Migrant workers often also pay a “service” fee to a local agent of NT$1,800 per month in the first year, NT$1,700/month in the second year, and NT$1,500/month in the third. Wu says that few migrant workers ever speak with their local agent and have no idea why they are paying such a fee.
According to TIWA, after payment of fees the typical migrant caregiver in Taiwan earns less than NT$10,000 per month in the first year of service.
Current law requires that foreign caregivers be given at least one day off per week, and that overtime be paid if they need to work on this day. But these requirements are often ignored by employers. Nearly 70% of foreign caregivers have less than one day off per month (many in fact have no more than one day off per year!).
Most foreign caregivers are only minimally trained in their jobs and are often at the mercy of their employers. Although foreign caregivers are no longer totally restricted from changing employees within their three-year contract, they must wait until the employer has successfully recruited another caregiver, a process that typically takes months, effectively limiting their choice of employment.
While TIWA calls for better pay and working conditions for foreign caregivers, it is also sympathetic to the local households for which NT$17,000 plus labor and health insurance – often bringing the monthly total to NT$22,000 – is a considerable burden.

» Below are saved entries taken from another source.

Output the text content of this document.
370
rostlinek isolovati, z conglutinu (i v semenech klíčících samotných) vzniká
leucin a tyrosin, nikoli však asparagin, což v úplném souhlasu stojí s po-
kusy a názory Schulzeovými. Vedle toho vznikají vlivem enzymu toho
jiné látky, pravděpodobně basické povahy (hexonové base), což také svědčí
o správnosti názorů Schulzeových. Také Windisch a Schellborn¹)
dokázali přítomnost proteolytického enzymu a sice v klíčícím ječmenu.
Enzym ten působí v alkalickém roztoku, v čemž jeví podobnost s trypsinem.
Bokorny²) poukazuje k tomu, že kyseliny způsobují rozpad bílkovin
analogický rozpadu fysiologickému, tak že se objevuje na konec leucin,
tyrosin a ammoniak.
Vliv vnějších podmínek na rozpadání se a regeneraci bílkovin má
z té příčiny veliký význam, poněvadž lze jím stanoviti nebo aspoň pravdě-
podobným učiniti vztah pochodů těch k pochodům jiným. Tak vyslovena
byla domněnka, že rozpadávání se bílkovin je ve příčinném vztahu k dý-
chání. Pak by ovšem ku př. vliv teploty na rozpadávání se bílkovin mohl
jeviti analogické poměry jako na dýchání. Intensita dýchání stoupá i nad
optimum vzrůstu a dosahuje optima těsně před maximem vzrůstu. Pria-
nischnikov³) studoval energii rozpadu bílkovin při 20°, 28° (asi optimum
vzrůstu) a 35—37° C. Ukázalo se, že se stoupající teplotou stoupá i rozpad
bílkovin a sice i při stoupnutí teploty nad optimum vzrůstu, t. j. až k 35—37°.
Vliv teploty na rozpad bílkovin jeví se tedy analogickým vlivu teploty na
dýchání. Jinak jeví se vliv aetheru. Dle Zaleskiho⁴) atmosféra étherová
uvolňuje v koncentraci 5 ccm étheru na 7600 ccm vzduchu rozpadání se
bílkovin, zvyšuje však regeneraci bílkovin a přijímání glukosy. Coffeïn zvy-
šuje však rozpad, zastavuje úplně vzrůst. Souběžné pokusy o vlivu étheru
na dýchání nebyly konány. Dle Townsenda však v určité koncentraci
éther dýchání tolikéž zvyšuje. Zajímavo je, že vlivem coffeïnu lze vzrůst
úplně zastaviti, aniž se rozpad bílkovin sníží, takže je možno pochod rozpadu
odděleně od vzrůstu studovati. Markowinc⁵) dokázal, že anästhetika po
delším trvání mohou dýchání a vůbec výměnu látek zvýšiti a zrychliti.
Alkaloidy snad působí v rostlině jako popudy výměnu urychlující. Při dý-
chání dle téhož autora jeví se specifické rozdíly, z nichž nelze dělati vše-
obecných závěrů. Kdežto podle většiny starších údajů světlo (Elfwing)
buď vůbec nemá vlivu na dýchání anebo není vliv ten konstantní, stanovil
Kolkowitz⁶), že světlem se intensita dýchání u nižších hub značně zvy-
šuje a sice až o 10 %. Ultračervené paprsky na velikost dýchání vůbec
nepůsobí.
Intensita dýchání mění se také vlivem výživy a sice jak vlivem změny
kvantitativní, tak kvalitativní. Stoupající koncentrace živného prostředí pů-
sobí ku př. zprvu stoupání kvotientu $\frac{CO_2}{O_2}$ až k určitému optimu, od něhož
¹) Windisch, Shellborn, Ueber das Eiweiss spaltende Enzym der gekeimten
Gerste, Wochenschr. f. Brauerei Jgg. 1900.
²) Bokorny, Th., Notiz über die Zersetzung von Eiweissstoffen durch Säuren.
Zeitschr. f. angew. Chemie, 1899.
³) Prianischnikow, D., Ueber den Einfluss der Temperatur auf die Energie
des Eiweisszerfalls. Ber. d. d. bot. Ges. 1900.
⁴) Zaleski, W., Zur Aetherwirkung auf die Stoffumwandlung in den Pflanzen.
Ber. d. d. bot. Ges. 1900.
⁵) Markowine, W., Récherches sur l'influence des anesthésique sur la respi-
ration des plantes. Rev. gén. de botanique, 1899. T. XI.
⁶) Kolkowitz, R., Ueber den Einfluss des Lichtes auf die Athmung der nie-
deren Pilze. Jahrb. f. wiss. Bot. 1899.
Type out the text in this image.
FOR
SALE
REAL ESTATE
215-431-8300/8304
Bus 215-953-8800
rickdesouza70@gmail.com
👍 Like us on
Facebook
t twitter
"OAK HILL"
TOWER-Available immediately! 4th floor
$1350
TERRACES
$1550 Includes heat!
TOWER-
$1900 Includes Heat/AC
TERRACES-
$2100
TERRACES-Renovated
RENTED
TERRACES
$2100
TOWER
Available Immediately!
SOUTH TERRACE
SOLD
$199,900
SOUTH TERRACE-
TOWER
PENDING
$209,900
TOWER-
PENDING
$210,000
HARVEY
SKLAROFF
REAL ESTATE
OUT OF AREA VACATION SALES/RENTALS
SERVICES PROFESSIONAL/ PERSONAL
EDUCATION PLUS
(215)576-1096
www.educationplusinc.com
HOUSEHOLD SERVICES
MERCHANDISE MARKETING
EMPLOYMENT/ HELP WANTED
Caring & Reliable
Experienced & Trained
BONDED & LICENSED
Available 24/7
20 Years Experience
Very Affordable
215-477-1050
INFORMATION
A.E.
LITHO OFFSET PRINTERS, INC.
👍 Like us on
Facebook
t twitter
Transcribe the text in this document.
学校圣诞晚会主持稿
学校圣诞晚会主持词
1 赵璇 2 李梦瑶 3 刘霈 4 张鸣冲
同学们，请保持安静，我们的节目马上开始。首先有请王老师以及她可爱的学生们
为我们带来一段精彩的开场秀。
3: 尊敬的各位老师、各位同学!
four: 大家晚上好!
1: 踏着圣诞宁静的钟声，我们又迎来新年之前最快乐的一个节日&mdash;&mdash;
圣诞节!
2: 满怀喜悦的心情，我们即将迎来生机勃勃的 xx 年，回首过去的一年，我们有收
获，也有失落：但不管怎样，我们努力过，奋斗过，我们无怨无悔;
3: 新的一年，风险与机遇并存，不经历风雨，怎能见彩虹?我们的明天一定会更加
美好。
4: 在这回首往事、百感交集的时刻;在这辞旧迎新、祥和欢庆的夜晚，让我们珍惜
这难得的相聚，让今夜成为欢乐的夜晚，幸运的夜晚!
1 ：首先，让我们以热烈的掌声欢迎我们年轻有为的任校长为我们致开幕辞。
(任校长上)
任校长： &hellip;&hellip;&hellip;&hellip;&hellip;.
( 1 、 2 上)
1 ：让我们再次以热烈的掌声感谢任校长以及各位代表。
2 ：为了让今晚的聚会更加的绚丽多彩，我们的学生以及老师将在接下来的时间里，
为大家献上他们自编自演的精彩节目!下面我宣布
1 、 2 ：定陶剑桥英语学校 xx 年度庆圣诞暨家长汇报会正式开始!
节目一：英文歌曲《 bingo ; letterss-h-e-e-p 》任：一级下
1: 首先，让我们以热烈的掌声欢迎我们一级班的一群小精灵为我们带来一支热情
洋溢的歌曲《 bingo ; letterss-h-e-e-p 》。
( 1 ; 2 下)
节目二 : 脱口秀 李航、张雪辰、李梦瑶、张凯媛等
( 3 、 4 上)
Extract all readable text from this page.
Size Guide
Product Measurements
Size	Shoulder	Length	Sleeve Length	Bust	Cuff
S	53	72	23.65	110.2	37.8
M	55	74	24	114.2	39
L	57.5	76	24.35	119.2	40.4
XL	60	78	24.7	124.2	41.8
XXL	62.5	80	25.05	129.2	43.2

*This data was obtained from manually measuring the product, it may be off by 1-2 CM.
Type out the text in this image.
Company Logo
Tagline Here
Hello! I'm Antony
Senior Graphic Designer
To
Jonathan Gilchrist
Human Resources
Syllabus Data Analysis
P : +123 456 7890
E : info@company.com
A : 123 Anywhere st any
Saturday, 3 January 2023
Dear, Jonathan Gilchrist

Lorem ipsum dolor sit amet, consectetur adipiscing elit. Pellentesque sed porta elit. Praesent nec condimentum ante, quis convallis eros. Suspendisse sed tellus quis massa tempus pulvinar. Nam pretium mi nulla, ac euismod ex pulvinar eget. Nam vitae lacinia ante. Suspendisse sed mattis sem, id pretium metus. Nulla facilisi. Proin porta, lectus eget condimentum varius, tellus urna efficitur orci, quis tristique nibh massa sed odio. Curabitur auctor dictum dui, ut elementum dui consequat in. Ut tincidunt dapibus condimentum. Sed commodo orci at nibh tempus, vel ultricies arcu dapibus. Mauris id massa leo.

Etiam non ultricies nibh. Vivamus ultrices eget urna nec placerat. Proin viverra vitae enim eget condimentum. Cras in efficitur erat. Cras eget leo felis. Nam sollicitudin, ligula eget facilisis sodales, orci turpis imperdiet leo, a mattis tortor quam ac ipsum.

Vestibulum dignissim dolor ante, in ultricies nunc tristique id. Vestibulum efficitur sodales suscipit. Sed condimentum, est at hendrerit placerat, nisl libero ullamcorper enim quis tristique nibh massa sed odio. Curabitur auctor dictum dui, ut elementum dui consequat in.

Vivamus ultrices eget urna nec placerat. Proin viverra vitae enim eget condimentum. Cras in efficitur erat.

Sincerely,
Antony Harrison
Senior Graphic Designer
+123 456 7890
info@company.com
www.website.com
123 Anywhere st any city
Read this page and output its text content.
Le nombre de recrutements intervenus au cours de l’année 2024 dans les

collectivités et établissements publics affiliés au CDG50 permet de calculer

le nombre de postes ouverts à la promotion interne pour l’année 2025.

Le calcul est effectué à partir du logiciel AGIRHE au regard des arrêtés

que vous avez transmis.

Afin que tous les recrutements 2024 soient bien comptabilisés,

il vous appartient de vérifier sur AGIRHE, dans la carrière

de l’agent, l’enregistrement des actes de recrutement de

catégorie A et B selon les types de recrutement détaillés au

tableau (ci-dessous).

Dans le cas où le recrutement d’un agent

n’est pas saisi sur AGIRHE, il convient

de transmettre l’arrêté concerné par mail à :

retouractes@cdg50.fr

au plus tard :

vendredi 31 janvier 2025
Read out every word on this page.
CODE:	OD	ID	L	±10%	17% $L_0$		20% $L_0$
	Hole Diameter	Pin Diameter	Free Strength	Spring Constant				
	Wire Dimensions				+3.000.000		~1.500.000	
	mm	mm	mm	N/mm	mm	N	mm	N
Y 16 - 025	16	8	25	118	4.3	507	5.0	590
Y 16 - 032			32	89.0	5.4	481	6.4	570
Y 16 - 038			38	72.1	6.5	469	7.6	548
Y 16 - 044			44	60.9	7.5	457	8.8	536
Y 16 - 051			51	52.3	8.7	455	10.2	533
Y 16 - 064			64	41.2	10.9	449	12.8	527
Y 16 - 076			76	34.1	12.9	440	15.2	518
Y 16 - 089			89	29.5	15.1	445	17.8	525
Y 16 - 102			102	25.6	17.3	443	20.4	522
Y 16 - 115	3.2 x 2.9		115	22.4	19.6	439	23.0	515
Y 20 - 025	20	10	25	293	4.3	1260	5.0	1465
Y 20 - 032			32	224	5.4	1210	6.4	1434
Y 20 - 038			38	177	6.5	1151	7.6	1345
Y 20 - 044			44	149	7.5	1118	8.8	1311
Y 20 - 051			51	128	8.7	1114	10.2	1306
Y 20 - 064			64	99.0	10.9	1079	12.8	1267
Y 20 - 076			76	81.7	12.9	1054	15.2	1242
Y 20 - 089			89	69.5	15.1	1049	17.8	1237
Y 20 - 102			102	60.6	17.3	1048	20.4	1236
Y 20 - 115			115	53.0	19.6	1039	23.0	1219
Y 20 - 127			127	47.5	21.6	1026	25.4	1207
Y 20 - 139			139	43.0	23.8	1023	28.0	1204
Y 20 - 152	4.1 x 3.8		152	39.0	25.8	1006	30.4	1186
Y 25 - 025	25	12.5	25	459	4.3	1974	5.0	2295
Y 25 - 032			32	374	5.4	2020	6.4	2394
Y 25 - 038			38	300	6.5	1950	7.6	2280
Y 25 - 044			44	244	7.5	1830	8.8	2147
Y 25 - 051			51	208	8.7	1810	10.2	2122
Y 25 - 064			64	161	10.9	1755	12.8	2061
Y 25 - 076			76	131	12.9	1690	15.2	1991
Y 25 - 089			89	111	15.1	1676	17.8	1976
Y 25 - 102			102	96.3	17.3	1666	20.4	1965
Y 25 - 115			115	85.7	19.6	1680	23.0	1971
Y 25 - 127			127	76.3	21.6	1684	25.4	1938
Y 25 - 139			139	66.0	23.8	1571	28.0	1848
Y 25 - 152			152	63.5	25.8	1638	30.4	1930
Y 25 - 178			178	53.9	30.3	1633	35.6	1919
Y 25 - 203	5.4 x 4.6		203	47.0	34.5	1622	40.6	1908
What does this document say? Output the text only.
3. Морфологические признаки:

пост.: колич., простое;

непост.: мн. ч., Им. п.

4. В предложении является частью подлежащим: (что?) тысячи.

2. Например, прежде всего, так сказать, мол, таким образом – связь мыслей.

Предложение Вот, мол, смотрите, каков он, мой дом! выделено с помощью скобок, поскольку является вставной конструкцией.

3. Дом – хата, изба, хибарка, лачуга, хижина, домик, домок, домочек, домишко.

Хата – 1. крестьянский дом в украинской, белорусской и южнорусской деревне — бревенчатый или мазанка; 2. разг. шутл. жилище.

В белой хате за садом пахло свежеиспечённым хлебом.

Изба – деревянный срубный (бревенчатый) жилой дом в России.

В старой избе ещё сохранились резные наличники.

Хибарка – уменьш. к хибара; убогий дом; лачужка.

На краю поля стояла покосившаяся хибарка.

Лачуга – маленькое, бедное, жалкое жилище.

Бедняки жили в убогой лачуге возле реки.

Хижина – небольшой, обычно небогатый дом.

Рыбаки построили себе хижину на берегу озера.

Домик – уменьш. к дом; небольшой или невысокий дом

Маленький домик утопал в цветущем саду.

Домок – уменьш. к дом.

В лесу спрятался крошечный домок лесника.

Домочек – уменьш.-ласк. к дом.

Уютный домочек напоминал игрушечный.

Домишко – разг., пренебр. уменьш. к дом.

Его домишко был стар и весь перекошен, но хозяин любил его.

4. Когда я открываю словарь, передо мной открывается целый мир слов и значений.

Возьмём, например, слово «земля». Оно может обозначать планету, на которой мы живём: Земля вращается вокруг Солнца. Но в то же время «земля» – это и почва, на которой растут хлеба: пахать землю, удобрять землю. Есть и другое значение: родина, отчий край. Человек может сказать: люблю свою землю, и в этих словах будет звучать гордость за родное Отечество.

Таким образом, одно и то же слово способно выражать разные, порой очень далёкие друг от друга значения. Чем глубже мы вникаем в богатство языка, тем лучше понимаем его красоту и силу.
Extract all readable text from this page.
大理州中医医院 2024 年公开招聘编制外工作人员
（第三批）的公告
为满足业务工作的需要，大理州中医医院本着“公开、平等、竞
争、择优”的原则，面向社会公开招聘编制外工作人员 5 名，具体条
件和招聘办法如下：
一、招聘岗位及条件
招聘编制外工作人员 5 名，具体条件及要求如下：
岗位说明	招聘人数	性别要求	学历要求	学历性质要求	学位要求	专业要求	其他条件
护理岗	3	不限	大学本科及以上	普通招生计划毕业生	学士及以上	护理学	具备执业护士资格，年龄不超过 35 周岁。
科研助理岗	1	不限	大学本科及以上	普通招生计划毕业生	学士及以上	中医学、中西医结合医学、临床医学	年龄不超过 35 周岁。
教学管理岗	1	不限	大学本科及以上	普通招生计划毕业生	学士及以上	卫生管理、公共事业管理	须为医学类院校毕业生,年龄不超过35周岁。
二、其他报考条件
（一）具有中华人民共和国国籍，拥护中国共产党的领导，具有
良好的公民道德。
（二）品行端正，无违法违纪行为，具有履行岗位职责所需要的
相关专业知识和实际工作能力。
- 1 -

It urges policy changes to allow greater flexibility in work contracts and to permit families employing foreign caregivers to also access subsidized local caregivers during the daytime to ease the burden on the single worker.
Despite the downsides to accepting such employment, many young women from these Southeast Asian countries are eager to work in Taiwan. Conditions in other markets such as Singapore and Hong Kong reportedly are often less favorable than in Taiwan.
Taiwanese are now more accepting of these workers, with lower incidence of abuse and hostility on the job. And the caregivers are inclined to look on their employment in Taiwan as an opportunity to be grateful for. “They often think ‘I will be the lucky one, I will be the successful one,’” says Wu of TIWA.